Joint probabilistic modelling and sampling from small data via probabilistic learning on manifolds and decoupled multi-probability density evolution method

Abstract

Computational models are of utmost importance in various aspects of structural design and optimization, uncertainty quantification, risk assessment, and other engineering fields. Among numerous critical issues for model-based uncertainty quantification, the issue of joint probabilistic modelling of dependent model parameters under the condition of small data is investigated in this work. In contrast to most viewpoints, which see model parameters by observation or experiment as mere data, we regard them as stochastic responses that are realized through implicit (and possibly complicated) physical processes with respect to underlying random variables. Based on this thought, a novel approach for estimating the joint probabilistic model of $n$-dimensional dependent model parameters is proposed in two stages: Firstly, the probabilistic learning on manifolds (PLoM) is adopted to generate ample “virtual” realizations of model parameters that are statistically consistent with the original small data.
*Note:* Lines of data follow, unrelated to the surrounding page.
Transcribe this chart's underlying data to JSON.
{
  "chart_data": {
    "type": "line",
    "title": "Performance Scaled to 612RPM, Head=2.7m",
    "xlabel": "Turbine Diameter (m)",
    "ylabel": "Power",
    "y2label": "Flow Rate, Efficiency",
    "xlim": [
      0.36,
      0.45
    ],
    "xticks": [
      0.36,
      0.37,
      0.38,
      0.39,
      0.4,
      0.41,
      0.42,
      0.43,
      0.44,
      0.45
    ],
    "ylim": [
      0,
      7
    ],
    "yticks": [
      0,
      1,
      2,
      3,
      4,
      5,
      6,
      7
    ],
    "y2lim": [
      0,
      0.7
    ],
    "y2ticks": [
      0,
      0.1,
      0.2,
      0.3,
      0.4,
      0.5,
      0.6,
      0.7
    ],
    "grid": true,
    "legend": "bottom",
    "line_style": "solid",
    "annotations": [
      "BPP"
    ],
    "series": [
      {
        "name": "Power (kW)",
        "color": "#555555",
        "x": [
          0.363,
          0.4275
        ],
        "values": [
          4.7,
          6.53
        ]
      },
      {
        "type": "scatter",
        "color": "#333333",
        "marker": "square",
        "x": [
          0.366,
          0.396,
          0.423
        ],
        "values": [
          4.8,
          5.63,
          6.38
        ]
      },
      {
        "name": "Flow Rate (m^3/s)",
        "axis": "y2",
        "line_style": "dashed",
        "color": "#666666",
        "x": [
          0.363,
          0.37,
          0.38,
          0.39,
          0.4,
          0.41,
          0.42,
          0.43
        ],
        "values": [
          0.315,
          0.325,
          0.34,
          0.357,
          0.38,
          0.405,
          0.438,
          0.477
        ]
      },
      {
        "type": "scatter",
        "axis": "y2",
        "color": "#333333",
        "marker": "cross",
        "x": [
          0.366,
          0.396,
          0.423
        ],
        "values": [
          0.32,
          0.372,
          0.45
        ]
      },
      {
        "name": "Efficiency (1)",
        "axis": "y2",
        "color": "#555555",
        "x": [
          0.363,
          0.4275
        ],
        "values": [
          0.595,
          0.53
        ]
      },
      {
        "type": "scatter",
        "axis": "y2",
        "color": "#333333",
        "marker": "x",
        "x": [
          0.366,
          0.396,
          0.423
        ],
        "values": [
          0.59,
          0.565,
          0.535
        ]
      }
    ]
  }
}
This aims to construct an approximately dependent probability structure of model parameters; Secondly, the decoupled multi-probability density evolution method (PDEM) is employed to calculate the joint probabilistic model from a perspective of uncertainty propagation, where the original small data are equipped with assigned probabilities that are calculated from the dependent probability structure via PLoM. Moreover, taking the advantages of the proposed method, a low-dimensional data storing and a novel acceptance–rejection sampling technique are proposed, which is particularly convenient for the case that $n\ge 3$. A benchmark case is studied to illustrate and verify the proposed method, which is found to be robust to complex engineering data. Three applications, including double doughnut configuration-type’s data, mechanical parameters of concrete, and location and time parameters of typhoon genesis, are presented to demonstrate the new capacities of the proposed method.